The definitive jazz Hammond organ sound of Jimmy Smith usually found its home on a series of seminal albums, not to mention some notable session appearances with Frank Sinatra, Michael Jackson and others. But on a dozen occasions between 1962 and 1968, the brilliant instrumentalist from Norristown, Pennsylvania found his way into the Billboard Hot 100. That’s where he was in September 1962 with a song from the Oscar Hammerstein & Jerome Kern musical Show Boat.
In June of that year, Smith climbed to his highest-ever ranking on that chart with the title number from the Laurence Harvey-Jane Fonda film Walk On The Wild Side.
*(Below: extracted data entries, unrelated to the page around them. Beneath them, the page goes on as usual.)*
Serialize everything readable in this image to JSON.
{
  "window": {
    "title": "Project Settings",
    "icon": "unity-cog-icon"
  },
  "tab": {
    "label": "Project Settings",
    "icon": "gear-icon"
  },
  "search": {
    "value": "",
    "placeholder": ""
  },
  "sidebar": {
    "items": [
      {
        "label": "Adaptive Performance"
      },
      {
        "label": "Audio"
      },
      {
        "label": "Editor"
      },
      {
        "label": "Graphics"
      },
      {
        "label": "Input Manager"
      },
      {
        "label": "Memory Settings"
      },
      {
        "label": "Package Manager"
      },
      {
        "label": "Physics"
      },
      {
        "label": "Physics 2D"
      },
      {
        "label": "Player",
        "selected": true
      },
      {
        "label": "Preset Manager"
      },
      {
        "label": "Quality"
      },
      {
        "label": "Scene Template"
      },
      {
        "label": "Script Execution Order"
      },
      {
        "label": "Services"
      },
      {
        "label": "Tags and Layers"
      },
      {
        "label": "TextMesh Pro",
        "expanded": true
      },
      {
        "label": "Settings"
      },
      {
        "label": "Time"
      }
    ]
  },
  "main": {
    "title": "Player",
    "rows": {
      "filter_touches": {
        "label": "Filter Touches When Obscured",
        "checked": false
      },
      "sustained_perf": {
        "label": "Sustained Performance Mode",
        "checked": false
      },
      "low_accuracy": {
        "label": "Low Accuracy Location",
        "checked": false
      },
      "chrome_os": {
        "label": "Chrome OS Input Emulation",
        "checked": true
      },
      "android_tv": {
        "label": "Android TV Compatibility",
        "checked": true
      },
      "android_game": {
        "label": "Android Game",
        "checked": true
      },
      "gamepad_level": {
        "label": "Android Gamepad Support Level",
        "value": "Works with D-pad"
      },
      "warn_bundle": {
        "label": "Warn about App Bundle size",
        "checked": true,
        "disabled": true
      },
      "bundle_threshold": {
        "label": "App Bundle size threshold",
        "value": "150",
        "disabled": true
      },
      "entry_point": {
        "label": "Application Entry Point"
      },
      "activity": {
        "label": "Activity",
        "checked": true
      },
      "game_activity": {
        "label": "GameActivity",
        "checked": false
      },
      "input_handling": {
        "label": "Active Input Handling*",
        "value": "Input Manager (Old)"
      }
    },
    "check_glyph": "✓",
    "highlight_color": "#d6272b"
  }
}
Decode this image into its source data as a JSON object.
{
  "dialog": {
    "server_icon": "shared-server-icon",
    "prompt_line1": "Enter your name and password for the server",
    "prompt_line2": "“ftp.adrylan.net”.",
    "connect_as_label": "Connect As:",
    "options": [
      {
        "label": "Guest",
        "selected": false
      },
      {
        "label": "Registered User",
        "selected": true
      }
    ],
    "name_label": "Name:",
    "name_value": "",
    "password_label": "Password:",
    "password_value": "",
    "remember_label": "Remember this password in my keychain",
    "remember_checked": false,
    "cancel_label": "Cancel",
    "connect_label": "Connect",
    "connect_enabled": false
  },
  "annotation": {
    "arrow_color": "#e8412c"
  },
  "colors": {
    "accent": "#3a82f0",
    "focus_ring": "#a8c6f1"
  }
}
After that release, credited to Jimmy Smith and the Big Band, reached No.21, Verve swiftly followed up with his 45rpm recording of “Ol’ Man River.” It was singularly one of the grooviest versions of the already venerable tune, first heard in the 1927 musical version of Show Boat.
A hit between the wars
The song was a bestseller in 1928 for Paul Whiteman and his Orchestra, in a rendition with vocals by Bing Crosby and cornet by Bix Beiderbecke. Al Jolson, Paul Robeson and the Revelers were all popular with their discs of it that same year. Smith’s reading was on his memorable first album for Verve, Bashin’, The Unpredictable Jimmy Smith, which had come out in May 1962.
His single entered the US chart at No.100 on September 1, then fell to No.105 in the magazine’s “Bubbling Under” section. It re-entered the official countdown at No.99 on September 15. A week later, it was nowhere to be seen, and its strange chart pattern continued when it re-entered the Hot 100 at an apparently stronger No.82 — before disappearing again for good.
Smith returned to the chart the following spring with one of his signature pieces, “Hobo Flats.” He never again made the top half of the 100, although he came as close as could be in 1966, when his version of “Got My Mojo Workin’” peaked at No.51.